Despite these limitations, the researchers concluded that cerebral microbleed burden should be considered in the stroke, pre-tPA risk stratification setting.
"The challenge remains in identifying CMB burden without MRI in the setting of acute ischemic stroke management where only a noncontrast computed tomography is standard of care," they stated.
In an accompanying editorial, Mark Fisher, MD, of the University of California Irvine School of Medicine, noted that cerebral microbleeds have been shown to be present in more than 20% of older people, while they are rare in younger populations.
"Cerebral microbleeds have received enormous attention in the literature," he wrote. "Nevertheless, the nature of the underlying lesion of cerebral microbleeds has proved elusive."
Fisher noted that despite the meta-analysis findings, the critical factor relevant to tPA treatment "appears to be not the microbleeds themselves, but the arteriolar injury contributing to micro hemorrhage development."

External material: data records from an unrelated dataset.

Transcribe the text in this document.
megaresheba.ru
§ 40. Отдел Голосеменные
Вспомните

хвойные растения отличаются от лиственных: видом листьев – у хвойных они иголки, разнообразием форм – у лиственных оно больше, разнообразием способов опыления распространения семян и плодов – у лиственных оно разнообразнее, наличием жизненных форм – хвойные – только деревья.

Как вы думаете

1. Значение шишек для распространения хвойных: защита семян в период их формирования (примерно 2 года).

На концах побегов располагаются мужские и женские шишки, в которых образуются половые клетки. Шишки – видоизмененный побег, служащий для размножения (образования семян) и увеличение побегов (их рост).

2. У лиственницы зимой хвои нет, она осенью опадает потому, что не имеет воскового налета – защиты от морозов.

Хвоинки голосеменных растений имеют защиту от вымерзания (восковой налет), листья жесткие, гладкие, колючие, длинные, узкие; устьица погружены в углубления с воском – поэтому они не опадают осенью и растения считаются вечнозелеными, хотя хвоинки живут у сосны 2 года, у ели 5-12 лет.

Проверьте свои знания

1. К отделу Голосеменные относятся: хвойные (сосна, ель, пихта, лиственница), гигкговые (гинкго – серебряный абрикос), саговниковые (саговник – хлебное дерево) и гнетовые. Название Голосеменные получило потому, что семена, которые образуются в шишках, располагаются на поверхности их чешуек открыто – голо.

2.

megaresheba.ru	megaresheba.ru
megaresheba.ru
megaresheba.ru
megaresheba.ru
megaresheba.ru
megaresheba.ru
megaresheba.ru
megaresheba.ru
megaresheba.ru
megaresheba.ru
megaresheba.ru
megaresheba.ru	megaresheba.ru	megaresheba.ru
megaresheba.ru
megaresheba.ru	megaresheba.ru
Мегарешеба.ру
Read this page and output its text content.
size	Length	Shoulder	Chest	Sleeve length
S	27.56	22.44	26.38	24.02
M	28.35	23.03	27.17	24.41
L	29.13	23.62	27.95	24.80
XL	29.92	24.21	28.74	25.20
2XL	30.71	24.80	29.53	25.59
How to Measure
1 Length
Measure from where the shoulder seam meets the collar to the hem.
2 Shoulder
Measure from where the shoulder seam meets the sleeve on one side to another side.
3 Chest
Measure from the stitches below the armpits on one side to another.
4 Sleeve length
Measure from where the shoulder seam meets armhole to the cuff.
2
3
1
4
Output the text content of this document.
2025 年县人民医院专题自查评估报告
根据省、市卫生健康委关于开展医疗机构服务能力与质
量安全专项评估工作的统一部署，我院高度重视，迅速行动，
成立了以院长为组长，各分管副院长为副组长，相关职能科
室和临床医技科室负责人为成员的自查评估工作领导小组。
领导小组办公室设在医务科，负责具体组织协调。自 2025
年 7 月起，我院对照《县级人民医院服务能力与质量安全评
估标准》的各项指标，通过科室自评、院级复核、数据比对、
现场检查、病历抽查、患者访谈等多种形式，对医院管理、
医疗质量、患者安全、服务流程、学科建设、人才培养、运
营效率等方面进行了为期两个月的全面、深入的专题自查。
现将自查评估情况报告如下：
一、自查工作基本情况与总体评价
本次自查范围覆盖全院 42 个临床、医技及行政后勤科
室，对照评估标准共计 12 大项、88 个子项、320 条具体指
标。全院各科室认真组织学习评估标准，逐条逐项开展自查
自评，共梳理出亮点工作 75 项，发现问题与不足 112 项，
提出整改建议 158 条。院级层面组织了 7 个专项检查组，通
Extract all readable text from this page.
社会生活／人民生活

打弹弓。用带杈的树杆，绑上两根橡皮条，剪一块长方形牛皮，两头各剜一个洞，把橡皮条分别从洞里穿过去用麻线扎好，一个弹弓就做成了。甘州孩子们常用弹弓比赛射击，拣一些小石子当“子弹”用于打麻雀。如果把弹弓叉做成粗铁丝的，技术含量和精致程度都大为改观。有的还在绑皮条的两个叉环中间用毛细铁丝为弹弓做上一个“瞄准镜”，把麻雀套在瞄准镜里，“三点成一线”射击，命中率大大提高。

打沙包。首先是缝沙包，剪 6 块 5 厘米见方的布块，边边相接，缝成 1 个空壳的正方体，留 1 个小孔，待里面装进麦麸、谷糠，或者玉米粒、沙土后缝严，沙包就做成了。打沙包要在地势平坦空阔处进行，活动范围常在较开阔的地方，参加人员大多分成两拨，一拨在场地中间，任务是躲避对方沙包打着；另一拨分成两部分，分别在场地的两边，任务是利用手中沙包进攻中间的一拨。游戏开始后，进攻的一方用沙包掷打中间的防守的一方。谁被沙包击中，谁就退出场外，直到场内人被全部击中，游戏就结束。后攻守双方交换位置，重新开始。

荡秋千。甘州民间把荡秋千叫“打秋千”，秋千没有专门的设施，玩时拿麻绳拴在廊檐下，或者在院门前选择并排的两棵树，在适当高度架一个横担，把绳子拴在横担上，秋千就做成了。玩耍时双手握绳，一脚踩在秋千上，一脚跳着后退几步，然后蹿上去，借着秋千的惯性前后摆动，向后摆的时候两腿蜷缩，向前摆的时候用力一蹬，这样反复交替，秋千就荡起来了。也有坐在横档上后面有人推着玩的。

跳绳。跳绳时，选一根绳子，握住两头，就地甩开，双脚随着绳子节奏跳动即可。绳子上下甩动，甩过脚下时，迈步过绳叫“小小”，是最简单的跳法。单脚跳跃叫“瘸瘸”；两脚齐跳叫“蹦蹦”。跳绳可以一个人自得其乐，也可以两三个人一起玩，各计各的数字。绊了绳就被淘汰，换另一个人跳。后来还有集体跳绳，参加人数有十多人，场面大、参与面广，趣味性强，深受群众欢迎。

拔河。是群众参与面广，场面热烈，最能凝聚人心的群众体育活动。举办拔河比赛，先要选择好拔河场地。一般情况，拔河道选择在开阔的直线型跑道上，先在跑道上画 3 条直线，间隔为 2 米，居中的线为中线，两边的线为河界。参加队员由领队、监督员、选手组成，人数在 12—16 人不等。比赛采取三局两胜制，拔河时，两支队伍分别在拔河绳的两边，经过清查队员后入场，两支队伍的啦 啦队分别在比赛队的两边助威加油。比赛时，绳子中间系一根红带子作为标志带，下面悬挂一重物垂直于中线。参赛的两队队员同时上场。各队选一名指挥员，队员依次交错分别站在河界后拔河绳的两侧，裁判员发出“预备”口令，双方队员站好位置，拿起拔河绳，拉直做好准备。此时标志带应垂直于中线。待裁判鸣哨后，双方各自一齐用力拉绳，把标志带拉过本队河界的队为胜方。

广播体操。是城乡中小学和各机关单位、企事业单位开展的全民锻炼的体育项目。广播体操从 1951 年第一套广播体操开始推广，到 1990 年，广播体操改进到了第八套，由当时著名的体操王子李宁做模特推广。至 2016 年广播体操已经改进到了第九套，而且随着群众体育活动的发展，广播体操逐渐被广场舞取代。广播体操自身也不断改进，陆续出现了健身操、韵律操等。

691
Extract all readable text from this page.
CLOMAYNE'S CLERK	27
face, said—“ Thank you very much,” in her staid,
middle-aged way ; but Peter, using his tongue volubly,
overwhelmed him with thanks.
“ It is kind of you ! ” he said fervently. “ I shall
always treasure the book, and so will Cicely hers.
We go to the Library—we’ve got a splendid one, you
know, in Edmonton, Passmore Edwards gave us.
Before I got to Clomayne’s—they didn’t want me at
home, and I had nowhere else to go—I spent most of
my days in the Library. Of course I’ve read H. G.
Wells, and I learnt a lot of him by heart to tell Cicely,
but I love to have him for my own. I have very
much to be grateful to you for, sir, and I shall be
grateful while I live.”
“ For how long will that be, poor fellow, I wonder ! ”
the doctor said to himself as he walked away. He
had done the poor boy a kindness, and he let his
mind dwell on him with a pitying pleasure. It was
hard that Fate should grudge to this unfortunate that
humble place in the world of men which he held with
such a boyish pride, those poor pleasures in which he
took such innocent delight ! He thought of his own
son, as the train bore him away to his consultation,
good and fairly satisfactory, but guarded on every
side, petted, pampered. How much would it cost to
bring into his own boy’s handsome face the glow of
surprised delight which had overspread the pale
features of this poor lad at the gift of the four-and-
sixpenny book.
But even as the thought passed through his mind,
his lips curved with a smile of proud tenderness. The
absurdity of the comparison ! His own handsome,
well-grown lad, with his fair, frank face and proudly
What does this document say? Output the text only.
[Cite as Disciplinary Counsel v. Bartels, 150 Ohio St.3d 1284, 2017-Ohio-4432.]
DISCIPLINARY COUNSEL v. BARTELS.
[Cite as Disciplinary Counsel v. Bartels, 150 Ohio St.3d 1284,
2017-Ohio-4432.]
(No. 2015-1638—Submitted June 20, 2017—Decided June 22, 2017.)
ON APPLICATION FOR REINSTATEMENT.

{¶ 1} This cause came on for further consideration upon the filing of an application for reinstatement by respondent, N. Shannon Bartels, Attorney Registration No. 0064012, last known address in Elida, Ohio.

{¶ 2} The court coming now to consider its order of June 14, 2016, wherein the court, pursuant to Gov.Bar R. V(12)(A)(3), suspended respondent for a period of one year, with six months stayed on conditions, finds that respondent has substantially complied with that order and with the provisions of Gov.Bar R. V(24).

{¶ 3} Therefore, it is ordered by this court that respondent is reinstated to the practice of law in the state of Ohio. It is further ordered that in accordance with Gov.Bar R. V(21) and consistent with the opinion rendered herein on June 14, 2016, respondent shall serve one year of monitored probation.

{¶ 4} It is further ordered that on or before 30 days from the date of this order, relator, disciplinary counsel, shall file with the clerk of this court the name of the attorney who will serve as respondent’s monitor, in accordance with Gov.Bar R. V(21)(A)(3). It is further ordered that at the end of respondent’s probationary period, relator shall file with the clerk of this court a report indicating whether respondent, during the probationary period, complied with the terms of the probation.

"The principal challenge for the clinician addressing microbleeds in acute ischemic stroke will be to distinguish primary from secondary microbleeds," he wrote. "It is the disseminated processes of primary microbleeds that create the substrate of the brain vulnerable to arteriolar ischemic necrosis and development of intracerebral hemorrhage. The more restricted process or prior ischemic injury producing secondary microbleeds will be of far less concern in this context. Ultimately, the number of cerebral microbleeds present will be less important than the nature of the process driving microbleed development."